The Swasthya Swaraj Society organised a training the following day which was attended by field animators and ‘shiksha saathis’. The latter were youngsters selected from the tribal community of the area to help children learn joyously in the absence of teachers at school. Why ‘absence’? Because teachers were either not employed by the government or simply refused to come and teach.

In these circumstances, Swasthya Swaraj which had been working in the health sector for several years decided to get involved in education. It was not an easy decision but the founder, Doctor Aquinas felt that healthcare without education had a limited impact and would not bring about palpable change in tribal health and well being. An education programme was therefore launched and we were invited to conduct a few trainings. An interesting but challenging journey began that would make us question at the way children learn or unlearn important concepts which we had previously taken for granted.

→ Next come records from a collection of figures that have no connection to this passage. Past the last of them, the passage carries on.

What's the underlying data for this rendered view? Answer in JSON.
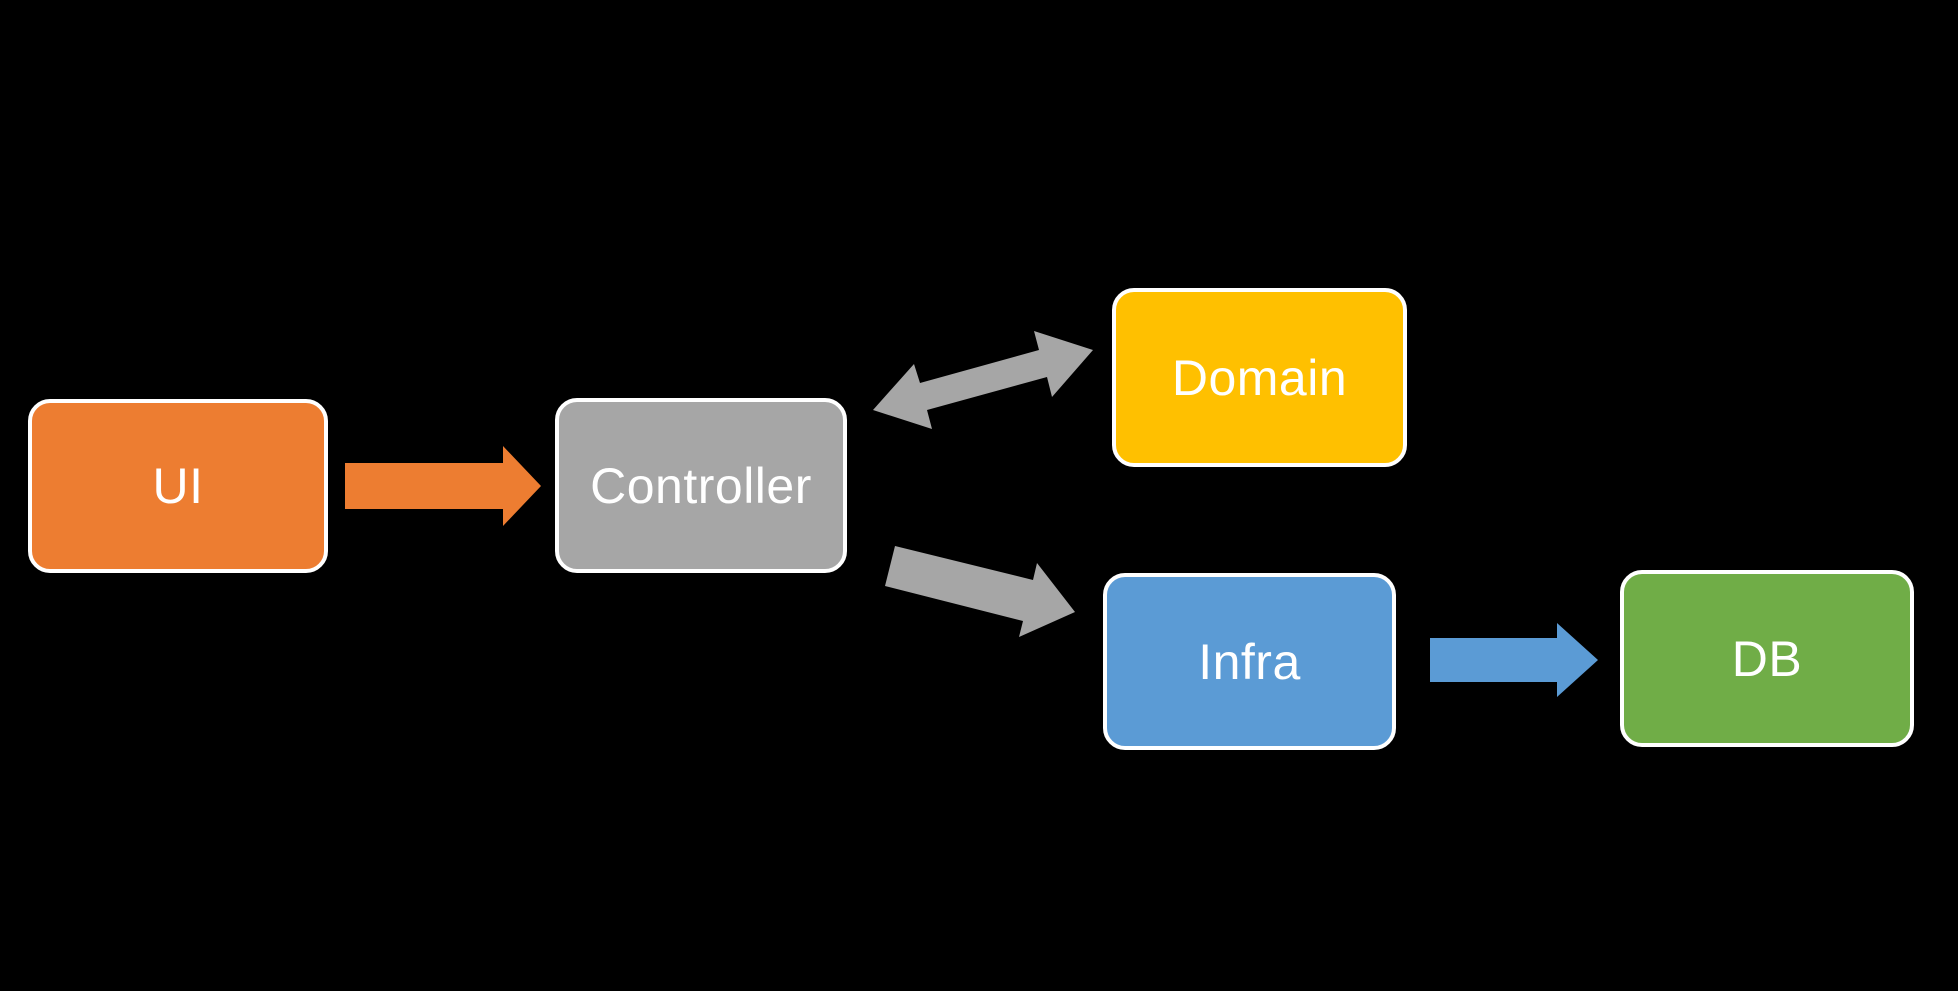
{
  "canvas": {
    "background": "#000000"
  },
  "nodes": [
    {
      "id": "ui",
      "label": "UI",
      "color": "#ED7D31",
      "text_color": "#FFFFFF"
    },
    {
      "id": "controller",
      "label": "Controller",
      "color": "#A6A6A6",
      "text_color": "#FFFFFF"
    },
    {
      "id": "domain",
      "label": "Domain",
      "color": "#FFC000",
      "text_color": "#FFFFFF"
    },
    {
      "id": "infra",
      "label": "Infra",
      "color": "#5B9BD5",
      "text_color": "#FFFFFF"
    },
    {
      "id": "db",
      "label": "DB",
      "color": "#70AD47",
      "text_color": "#FFFFFF"
    }
  ],
  "edges": [
    {
      "from": "ui",
      "to": "controller",
      "direction": "one-way",
      "color": "#ED7D31"
    },
    {
      "from": "controller",
      "to": "domain",
      "direction": "two-way",
      "color": "#A6A6A6"
    },
    {
      "from": "controller",
      "to": "infra",
      "direction": "one-way",
      "color": "#A6A6A6"
    },
    {
      "from": "infra",
      "to": "db",
      "direction": "one-way",
      "color": "#5B9BD5"
    }
  ]
}
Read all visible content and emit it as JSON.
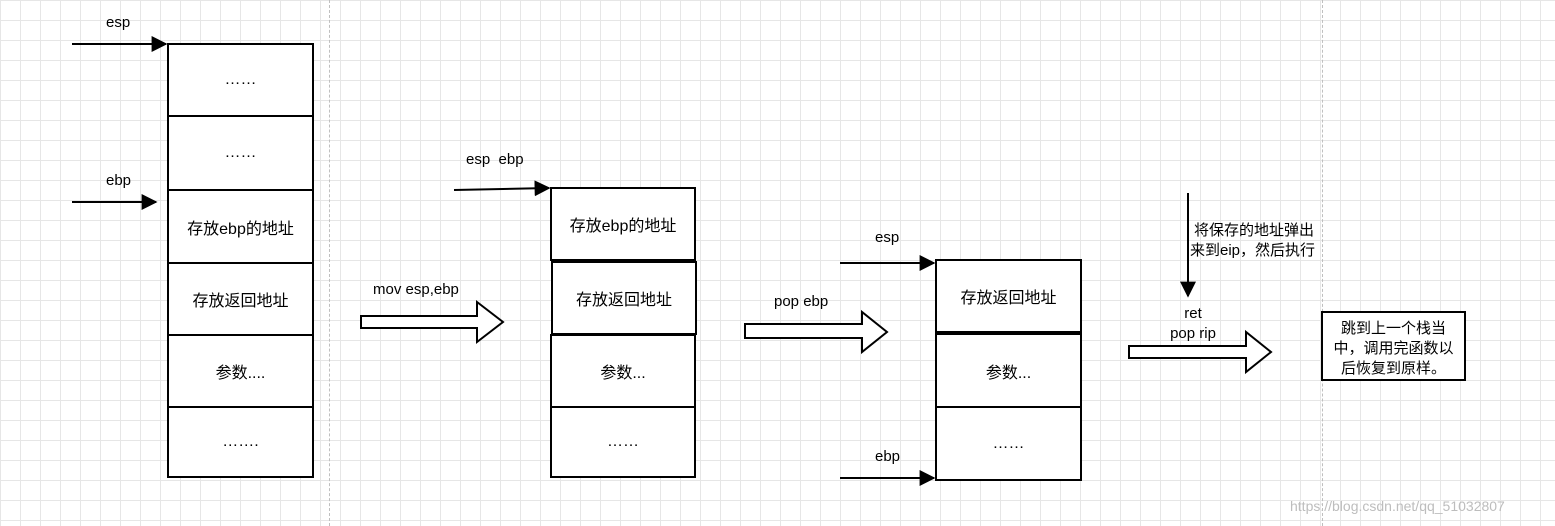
{
  "stack1": {
    "esp_label": "esp",
    "ebp_label": "ebp",
    "cells": [
      "……",
      "……",
      "存放ebp的地址",
      "存放返回地址",
      "参数....",
      "……."
    ]
  },
  "step1": {
    "instruction": "mov esp,ebp"
  },
  "stack2": {
    "pointer_label": "esp  ebp",
    "cells": [
      "存放ebp的地址",
      "存放返回地址",
      "参数...",
      "……"
    ]
  },
  "step2": {
    "instruction": "pop ebp"
  },
  "stack3": {
    "esp_label": "esp",
    "ebp_label": "ebp",
    "cells": [
      "存放返回地址",
      "参数...",
      "……"
    ]
  },
  "step3": {
    "note_line1": "将保存的地址弹出",
    "note_line2": "来到eip，然后执行",
    "instruction_line1": "ret",
    "instruction_line2": "pop rip"
  },
  "result": {
    "line1": "跳到上一个栈当",
    "line2": "中，调用完函数以",
    "line3": "后恢复到原样。"
  },
  "watermark": "https://blog.csdn.net/qq_51032807"
}
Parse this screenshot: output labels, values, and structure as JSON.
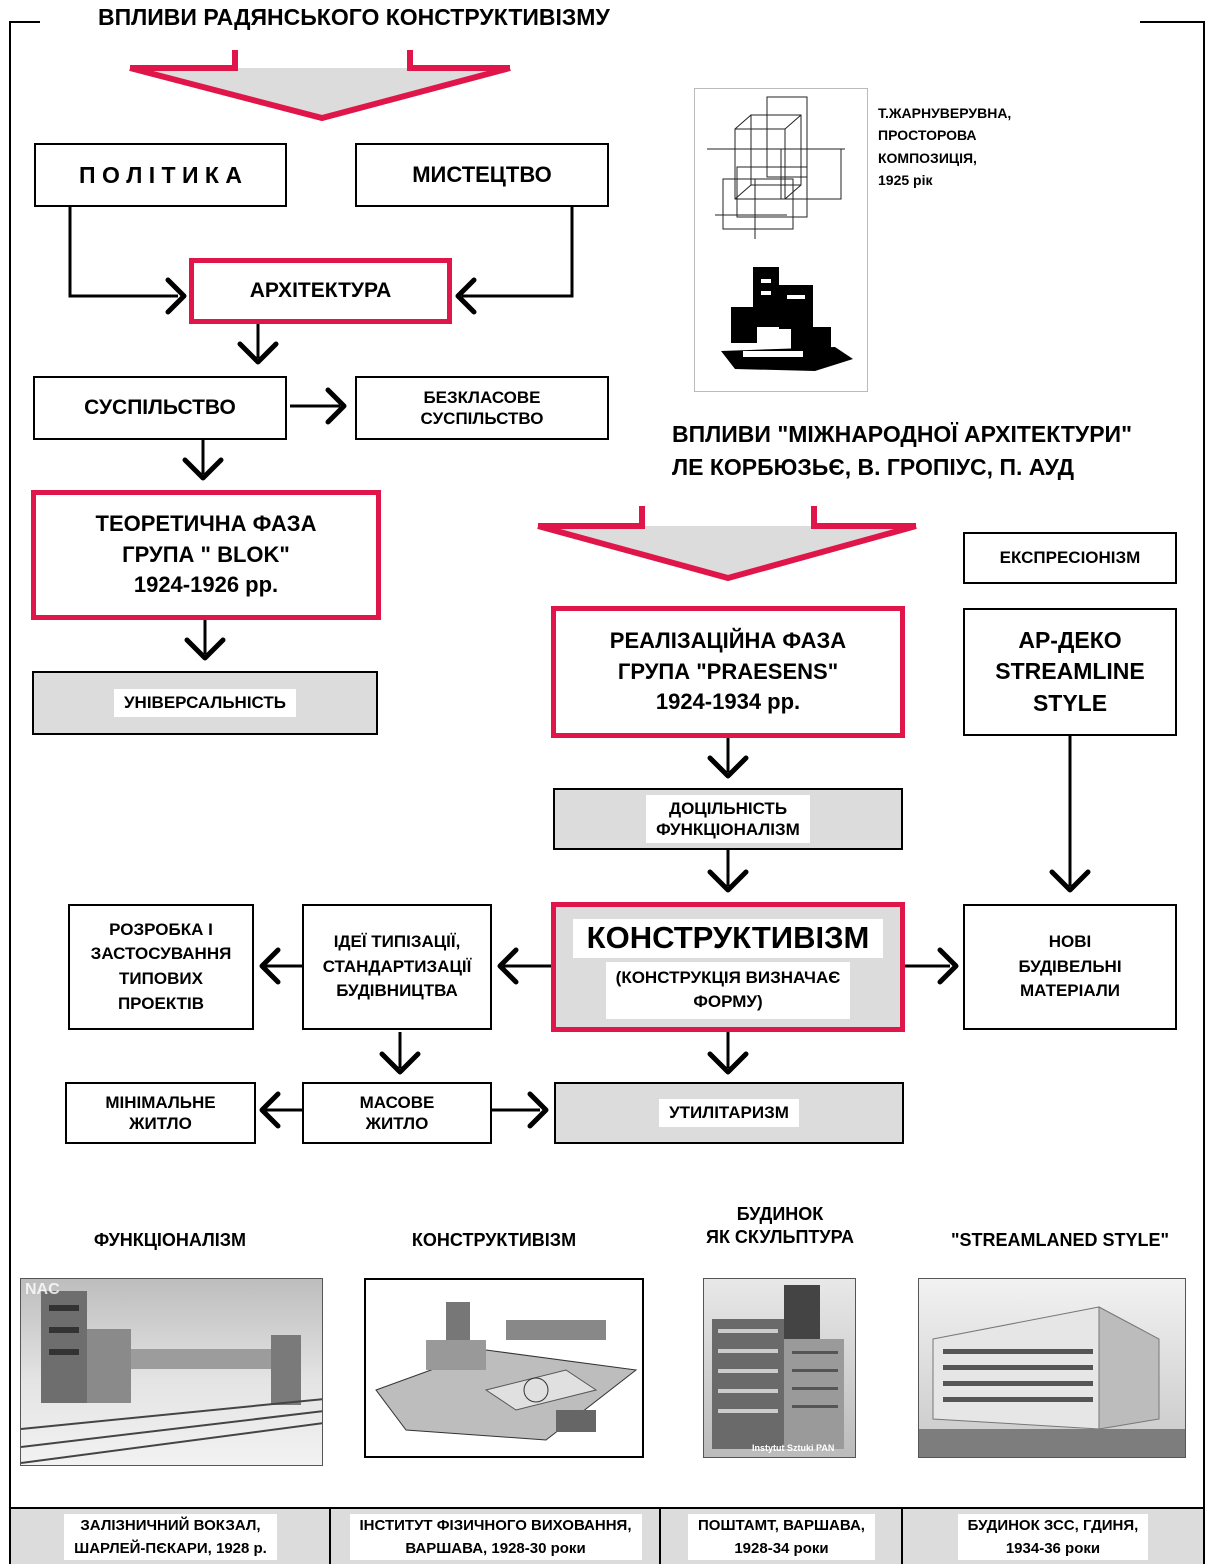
{
  "title_top": "ВПЛИВИ РАДЯНСЬКОГО КОНСТРУКТИВІЗМУ",
  "title_international": "ВПЛИВИ \"МІЖНАРОДНОЇ АРХІТЕКТУРИ\"\nЛЕ КОРБЮЗЬЄ, В. ГРОПІУС, П. АУД",
  "sketch_caption": "Т.ЖАРНУВЕРУВНА,\nПРОСТОРОВА\nКОМПОЗИЦІЯ,\n1925 рік",
  "nodes": {
    "polityka": "П О Л І Т И К А",
    "mystetstvo": "МИСТЕЦТВО",
    "arkhitektura": "АРХІТЕКТУРА",
    "suspilstvo": "СУСПІЛЬСТВО",
    "bezklasove": "БЕЗКЛАСОВЕ\nСУСПІЛЬСТВО",
    "teoretychna": "ТЕОРЕТИЧНА ФАЗА\nГРУПА \" BLOK\"\n1924-1926 рр.",
    "universalnist": "УНІВЕРСАЛЬНІСТЬ",
    "ekspresionizm": "ЕКСПРЕСІОНІЗМ",
    "realizatsiina": "РЕАЛІЗАЦІЙНА ФАЗА\nГРУПА \"PRAESENS\"\n1924-1934 рр.",
    "ar_deko": "АР-ДЕКО\nSTREAMLINE\nSTYLE",
    "dotsilnist": "ДОЦІЛЬНІСТЬ\nФУНКЦІОНАЛІЗМ",
    "konstruktyvizm": "КОНСТРУКТИВІЗМ",
    "konstruktyvizm_sub": "(КОНСТРУКЦІЯ ВИЗНАЧАЄ\nФОРМУ)",
    "ideyi": "ІДЕЇ ТИПІЗАЦІЇ,\nСТАНДАРТИЗАЦІЇ\nБУДІВНИЦТВА",
    "rozrobka": "РОЗРОБКА І\nЗАСТОСУВАННЯ\nТИПОВИХ\nПРОЕКТІВ",
    "novi": "НОВІ\nБУДІВЕЛЬНІ\nМАТЕРІАЛИ",
    "minimalne": "МІНІМАЛЬНЕ\nЖИТЛО",
    "masove": "МАСОВЕ\nЖИТЛО",
    "utylitaryzm": "УТИЛІТАРИЗМ"
  },
  "gallery": [
    {
      "label": "ФУНКЦІОНАЛІЗМ",
      "caption": "ЗАЛІЗНИЧНИЙ ВОКЗАЛ,\nШАРЛЕЙ-ПЄКАРИ, 1928 р.",
      "photo_mark": "NAC"
    },
    {
      "label": "КОНСТРУКТИВІЗМ",
      "caption": "ІНСТИТУТ ФІЗИЧНОГО ВИХОВАННЯ,\nВАРШАВА, 1928-30 роки"
    },
    {
      "label": "БУДИНОК\nЯК СКУЛЬПТУРА",
      "caption": "ПОШТАМТ, ВАРШАВА,\n1928-34 роки",
      "photo_mark": "Instytut Sztuki PAN"
    },
    {
      "label": "\"STREAMLANED STYLE\"",
      "caption": "БУДИНОК ЗСС, ГДИНЯ,\n1934-36 роки"
    }
  ],
  "colors": {
    "accent_red": "#e0164a",
    "grey_fill": "#dcdcdc",
    "frame": "#000000"
  }
}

 The region in and around the Kerpai village is remote and inhabited primarily by the Kondh adivasis who suffer from acute malnutrition and frequent infections. In these circumstances, getting children regularly to school and ensuring that they learn with eagerness and joy is not an easy task. The training focused on joyful teaching methodologies and the use of local resources to help children connect to their environment, lifestyles and culture.

What also made the trip worthwhile were the long nature walks and the peaceful village visits. The scenic beauty and the fresh unpolluted air filled us with happiness. We left Kerpai with a happy heart and a steely will to revisit this forgotten corner of Odisha where mountains emerge from the mist and winding roads lead to secret destinations.